Strong demand leads DroneDefender makers to release new version

By Luke Geiver | September 18, 2017

After selling more than 300 units of a counter-drone device originally designed to be a prototype only, Battelle has announced a new version of its DroneDefender system. The new version builds on the previous design and includes a handheld, man-portable set-up similar to a long-rifle firearm. By pointing the unit’s tip at an intrusive or nefarious small unmanned aircraft vehicle, a DroneDefender V2 user can disrupt the suspicious drone’s remote control link or the GPS receiver.

The unit is effective up to 400 meters and requires the user to point at a drone and then lead the drone to the ground by keeping it within the sight picture—30 degrees—of a scope mounted on the top of the unit.
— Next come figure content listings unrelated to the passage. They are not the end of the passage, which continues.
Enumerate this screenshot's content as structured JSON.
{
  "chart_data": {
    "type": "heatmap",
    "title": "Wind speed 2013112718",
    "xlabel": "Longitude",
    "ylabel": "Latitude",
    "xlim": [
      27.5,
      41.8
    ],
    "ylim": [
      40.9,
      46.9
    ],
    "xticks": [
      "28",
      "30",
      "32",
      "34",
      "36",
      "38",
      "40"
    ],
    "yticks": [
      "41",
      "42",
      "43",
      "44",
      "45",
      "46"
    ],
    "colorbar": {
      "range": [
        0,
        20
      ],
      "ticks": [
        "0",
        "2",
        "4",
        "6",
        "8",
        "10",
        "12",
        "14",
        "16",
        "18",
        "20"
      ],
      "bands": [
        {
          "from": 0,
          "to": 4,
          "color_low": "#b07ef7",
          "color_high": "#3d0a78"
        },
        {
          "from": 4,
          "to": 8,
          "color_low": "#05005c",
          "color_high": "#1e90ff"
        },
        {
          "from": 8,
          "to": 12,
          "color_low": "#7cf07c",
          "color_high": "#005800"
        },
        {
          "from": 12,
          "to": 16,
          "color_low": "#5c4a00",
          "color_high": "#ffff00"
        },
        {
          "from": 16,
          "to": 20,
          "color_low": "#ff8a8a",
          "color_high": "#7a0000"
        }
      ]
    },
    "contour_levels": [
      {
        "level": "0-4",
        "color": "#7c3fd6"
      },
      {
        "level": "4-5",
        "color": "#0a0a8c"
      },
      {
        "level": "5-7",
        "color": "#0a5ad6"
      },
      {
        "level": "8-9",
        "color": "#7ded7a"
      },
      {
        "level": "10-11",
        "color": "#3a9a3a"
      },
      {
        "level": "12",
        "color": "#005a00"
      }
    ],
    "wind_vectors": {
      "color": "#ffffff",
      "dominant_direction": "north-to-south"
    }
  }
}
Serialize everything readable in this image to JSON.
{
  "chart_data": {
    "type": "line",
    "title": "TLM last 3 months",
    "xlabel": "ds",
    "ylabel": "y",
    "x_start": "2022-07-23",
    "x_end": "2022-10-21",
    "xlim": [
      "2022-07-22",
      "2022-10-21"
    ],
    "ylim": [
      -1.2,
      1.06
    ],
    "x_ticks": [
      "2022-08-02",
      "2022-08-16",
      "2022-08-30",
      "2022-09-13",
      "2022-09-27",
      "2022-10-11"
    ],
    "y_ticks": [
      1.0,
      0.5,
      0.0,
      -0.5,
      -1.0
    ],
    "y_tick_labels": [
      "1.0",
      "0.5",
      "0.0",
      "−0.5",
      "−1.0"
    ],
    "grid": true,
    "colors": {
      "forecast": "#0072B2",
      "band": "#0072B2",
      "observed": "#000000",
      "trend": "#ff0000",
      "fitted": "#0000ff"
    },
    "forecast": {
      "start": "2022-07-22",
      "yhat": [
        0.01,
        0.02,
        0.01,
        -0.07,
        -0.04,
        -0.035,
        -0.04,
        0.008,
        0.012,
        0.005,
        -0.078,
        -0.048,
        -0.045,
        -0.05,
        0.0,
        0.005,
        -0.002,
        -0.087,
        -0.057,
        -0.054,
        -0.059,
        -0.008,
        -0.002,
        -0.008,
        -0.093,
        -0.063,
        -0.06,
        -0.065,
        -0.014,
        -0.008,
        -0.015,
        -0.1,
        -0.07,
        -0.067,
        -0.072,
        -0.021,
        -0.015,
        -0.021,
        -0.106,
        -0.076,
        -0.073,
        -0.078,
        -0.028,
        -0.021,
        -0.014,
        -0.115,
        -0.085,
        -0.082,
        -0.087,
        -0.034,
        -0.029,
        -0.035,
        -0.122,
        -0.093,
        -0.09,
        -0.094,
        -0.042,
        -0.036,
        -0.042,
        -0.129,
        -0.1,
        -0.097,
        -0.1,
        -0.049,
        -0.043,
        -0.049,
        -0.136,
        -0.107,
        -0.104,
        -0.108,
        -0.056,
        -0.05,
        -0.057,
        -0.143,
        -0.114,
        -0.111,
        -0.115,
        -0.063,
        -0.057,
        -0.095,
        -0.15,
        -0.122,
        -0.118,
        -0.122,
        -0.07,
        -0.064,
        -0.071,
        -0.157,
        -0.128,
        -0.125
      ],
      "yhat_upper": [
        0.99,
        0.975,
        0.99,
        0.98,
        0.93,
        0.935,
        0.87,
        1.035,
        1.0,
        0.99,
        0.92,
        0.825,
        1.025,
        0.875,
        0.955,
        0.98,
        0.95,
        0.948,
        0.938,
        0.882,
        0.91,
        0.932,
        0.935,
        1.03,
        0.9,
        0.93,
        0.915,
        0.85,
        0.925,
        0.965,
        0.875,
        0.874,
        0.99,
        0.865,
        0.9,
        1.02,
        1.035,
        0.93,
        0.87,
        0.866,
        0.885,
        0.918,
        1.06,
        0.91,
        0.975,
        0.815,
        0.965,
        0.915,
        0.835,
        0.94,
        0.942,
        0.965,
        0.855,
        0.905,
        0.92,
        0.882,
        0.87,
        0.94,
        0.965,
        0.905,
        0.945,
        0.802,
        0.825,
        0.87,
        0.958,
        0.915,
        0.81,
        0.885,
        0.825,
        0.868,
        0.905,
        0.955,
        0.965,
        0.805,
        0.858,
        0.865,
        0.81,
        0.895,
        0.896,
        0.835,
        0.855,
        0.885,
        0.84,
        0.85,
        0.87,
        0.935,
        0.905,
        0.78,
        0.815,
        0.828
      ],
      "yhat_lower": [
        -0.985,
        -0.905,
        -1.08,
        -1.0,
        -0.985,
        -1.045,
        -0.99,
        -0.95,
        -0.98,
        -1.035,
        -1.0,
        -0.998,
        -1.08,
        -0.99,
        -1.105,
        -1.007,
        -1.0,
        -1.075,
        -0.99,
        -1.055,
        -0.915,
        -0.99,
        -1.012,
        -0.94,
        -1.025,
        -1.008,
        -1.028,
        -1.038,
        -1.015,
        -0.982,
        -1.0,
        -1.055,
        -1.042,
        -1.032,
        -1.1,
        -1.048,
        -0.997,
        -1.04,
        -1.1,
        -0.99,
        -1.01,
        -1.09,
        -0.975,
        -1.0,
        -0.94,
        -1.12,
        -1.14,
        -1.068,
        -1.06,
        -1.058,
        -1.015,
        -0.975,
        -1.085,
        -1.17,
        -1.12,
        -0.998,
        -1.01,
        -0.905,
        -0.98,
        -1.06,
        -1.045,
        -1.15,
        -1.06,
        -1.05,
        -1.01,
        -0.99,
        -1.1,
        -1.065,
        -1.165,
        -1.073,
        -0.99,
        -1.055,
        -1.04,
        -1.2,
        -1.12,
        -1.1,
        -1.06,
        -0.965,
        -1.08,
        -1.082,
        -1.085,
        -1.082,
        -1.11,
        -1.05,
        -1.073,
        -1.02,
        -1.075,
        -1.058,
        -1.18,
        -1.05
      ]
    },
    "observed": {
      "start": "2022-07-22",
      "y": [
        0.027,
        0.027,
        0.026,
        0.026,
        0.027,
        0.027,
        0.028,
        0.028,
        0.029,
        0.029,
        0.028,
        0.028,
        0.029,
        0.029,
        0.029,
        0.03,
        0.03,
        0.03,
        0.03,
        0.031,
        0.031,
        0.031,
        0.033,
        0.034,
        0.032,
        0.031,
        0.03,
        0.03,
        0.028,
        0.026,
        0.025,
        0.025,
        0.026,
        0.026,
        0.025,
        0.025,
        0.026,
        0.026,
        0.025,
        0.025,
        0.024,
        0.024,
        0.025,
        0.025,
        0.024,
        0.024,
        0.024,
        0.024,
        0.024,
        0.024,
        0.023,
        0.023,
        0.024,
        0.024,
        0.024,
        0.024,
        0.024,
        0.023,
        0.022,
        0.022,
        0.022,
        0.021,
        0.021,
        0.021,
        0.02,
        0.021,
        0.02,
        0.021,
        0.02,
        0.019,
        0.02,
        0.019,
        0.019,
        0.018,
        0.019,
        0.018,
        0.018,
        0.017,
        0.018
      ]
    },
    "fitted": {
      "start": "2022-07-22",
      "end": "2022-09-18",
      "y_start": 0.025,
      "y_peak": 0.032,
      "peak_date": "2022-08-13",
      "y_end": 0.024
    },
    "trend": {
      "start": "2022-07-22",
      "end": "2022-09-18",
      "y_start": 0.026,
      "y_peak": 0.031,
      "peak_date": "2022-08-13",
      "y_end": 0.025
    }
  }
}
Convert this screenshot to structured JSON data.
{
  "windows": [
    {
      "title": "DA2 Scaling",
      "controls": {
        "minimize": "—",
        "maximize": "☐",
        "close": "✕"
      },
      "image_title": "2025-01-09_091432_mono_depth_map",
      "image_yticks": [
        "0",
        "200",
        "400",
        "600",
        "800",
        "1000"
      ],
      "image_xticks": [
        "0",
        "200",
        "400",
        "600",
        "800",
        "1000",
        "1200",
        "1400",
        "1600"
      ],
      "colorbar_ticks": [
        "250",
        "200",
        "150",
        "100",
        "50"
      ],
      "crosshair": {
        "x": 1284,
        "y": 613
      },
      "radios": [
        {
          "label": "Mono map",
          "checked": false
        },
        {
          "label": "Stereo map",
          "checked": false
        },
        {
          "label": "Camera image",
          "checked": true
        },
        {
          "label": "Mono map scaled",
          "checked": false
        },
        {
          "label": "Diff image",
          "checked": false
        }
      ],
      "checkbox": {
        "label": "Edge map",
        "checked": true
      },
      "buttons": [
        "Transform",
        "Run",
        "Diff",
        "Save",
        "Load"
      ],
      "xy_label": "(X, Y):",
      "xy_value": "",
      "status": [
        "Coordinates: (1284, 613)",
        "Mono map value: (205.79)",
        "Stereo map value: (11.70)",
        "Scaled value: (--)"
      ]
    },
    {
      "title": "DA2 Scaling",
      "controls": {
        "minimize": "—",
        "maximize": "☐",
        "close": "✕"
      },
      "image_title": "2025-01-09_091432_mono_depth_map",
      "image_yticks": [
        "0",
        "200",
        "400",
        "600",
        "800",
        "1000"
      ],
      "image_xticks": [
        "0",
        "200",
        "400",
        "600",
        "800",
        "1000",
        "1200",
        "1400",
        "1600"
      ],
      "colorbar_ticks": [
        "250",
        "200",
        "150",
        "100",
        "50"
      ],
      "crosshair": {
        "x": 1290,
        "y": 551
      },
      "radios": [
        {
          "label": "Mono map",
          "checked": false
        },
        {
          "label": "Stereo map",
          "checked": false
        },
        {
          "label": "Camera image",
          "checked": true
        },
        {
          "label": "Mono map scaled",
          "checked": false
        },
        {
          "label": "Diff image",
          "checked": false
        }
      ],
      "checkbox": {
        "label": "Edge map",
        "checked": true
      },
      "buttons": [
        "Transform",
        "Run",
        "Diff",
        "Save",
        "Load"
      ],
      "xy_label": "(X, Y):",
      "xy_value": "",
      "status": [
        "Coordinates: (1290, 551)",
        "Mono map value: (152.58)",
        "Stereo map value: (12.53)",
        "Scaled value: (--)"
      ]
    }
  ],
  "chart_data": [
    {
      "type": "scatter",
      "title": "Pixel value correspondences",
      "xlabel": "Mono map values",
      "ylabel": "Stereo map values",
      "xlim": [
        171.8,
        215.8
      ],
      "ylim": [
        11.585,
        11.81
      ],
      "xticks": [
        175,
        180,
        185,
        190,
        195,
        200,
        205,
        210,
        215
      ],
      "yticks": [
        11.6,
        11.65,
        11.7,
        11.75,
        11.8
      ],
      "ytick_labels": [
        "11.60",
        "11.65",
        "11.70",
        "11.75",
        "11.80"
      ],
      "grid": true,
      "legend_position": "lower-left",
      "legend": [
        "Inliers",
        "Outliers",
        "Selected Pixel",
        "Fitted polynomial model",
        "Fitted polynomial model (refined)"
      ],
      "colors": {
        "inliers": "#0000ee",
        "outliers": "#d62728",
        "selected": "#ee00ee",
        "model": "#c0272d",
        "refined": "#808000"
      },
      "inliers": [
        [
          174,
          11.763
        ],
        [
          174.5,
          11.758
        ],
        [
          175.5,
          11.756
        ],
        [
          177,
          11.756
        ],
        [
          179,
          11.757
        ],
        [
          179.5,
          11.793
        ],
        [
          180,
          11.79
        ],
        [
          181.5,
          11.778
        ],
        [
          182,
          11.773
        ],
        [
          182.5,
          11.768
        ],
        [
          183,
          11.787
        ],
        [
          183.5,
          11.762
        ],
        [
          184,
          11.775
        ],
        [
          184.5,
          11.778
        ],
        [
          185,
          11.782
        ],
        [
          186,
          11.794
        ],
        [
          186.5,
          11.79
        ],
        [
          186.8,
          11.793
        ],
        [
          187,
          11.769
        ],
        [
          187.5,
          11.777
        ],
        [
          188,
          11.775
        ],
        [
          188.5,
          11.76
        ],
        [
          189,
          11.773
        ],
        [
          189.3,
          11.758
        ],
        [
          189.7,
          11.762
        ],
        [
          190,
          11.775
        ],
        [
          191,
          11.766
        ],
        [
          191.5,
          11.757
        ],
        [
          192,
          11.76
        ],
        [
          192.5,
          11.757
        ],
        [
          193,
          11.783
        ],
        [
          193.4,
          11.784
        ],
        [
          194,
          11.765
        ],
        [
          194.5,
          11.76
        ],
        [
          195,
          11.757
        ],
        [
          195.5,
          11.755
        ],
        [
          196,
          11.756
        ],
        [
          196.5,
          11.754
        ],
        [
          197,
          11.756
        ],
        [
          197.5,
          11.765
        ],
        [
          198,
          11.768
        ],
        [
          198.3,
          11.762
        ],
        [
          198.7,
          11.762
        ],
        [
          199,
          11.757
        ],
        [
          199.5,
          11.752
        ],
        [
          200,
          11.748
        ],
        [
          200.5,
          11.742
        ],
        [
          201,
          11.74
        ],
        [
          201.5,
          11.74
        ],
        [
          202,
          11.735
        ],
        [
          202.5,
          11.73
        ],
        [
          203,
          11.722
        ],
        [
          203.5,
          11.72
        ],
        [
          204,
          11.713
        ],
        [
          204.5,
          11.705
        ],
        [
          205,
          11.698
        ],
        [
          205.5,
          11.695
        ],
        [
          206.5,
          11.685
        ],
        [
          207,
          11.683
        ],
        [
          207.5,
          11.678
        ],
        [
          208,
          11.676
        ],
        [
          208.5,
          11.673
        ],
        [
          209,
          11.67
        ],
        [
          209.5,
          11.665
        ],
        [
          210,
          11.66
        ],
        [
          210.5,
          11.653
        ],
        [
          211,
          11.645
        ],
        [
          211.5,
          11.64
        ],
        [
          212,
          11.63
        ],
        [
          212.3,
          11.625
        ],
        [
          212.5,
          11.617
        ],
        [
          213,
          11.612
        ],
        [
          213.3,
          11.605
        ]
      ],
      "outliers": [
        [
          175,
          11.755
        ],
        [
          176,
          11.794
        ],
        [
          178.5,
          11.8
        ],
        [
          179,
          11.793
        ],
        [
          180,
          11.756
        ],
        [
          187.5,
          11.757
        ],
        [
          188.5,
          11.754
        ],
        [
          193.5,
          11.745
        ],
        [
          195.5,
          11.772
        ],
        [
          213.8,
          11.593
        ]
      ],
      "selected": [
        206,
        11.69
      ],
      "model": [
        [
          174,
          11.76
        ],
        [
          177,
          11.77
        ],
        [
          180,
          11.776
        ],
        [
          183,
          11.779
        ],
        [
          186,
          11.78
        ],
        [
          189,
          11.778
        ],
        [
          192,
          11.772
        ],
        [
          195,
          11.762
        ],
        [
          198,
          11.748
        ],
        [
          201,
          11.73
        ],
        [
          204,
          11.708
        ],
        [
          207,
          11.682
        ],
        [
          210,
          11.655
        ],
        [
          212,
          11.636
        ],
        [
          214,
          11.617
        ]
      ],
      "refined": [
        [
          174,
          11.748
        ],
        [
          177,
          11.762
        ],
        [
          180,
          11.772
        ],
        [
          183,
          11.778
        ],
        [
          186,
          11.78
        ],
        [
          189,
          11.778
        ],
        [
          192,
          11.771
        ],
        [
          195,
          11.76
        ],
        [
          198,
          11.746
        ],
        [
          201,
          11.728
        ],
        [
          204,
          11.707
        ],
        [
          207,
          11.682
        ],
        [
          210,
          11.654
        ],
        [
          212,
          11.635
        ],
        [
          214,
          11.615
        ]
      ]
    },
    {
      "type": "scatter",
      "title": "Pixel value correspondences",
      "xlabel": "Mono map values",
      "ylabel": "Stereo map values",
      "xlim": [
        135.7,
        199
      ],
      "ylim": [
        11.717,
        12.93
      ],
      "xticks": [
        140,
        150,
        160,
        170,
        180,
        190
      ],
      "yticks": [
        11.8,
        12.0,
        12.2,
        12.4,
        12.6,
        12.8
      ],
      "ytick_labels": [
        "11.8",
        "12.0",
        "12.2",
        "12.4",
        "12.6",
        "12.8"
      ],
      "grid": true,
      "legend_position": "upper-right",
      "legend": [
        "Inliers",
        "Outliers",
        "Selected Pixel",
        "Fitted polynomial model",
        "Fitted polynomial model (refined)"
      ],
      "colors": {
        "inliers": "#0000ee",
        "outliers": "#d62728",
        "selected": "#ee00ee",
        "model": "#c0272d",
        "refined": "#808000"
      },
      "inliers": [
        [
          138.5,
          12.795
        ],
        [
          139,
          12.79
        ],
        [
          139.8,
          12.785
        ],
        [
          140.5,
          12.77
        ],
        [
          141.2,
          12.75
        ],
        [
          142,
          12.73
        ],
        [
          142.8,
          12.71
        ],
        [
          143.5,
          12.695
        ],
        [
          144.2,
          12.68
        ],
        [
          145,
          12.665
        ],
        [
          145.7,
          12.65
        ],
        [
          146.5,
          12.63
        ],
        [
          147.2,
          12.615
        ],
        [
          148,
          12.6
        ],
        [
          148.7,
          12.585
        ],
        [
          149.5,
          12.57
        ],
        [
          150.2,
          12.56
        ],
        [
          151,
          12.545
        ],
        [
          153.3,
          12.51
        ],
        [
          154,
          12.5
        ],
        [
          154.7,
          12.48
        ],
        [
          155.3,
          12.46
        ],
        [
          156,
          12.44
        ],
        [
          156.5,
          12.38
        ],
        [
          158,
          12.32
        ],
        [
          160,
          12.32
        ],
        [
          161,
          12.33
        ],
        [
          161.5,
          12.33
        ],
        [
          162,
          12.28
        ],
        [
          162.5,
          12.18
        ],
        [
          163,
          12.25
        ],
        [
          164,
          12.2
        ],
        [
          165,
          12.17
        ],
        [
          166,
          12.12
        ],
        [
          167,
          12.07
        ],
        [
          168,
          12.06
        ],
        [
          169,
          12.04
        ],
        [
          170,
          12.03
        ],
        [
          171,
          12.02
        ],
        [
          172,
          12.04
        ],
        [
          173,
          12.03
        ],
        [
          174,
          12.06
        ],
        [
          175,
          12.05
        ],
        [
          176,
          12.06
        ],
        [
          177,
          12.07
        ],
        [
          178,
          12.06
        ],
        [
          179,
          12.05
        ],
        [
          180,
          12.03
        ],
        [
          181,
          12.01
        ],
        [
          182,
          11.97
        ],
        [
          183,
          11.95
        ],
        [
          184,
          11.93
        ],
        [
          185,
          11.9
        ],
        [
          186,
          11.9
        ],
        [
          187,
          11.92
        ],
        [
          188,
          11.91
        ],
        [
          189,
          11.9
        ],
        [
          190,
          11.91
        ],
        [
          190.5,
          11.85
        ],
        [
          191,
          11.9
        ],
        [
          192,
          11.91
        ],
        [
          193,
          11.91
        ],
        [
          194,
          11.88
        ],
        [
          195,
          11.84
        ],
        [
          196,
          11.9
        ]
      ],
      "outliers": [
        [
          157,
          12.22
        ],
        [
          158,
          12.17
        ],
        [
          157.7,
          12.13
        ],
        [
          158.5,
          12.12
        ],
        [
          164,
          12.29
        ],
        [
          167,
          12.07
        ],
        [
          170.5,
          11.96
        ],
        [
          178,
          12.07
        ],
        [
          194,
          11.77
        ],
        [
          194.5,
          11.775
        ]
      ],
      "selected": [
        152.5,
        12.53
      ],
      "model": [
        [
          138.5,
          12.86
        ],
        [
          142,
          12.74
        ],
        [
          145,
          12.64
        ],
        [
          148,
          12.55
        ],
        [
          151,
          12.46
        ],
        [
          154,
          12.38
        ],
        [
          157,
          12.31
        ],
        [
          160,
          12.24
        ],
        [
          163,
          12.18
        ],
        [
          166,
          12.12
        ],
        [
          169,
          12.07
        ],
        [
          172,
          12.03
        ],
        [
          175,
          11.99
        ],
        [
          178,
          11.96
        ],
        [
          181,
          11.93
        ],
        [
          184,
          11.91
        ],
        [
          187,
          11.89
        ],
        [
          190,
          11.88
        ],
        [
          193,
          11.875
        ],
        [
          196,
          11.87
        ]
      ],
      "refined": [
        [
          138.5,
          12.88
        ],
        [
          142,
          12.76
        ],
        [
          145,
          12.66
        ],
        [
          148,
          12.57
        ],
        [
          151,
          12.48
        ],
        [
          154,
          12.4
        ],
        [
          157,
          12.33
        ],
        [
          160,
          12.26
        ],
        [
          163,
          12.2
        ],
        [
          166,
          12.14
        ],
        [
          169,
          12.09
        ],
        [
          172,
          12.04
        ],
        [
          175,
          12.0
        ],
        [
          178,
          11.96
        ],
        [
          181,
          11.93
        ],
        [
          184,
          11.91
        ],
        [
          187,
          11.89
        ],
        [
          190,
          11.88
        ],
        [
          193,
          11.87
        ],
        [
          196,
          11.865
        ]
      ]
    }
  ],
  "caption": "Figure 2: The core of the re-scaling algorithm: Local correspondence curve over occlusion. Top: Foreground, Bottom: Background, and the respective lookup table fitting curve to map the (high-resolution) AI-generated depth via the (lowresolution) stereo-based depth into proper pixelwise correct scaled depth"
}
At 15 pounds, the system is portable and can run for two hours.

Although the system is not currently for sale or available to entities outside of the U.S. Department of Defense and the Department of Homeland Security, the demand by the DOD and DHS has been strong enough for Battelle to produce a more refined option.

“Our original solution was a rapid prototype solution. It was made with commercial off the shelf part and delivered a needed solutions to the field quickly,” said Dan Stamm, manager of Battelle’s Counter UAS program. “That bought us time to develop a custom design based, in large part, on user input and feedback from the field.”

Alex Morrow, co-developer of the DroneDefender, said that adversaries continue to rapidly evolve their drone threats, “including shifting to the newest drones available,” he said. Morrow and his team are constantly updating their system to handle threats posed by the newest drones, he added.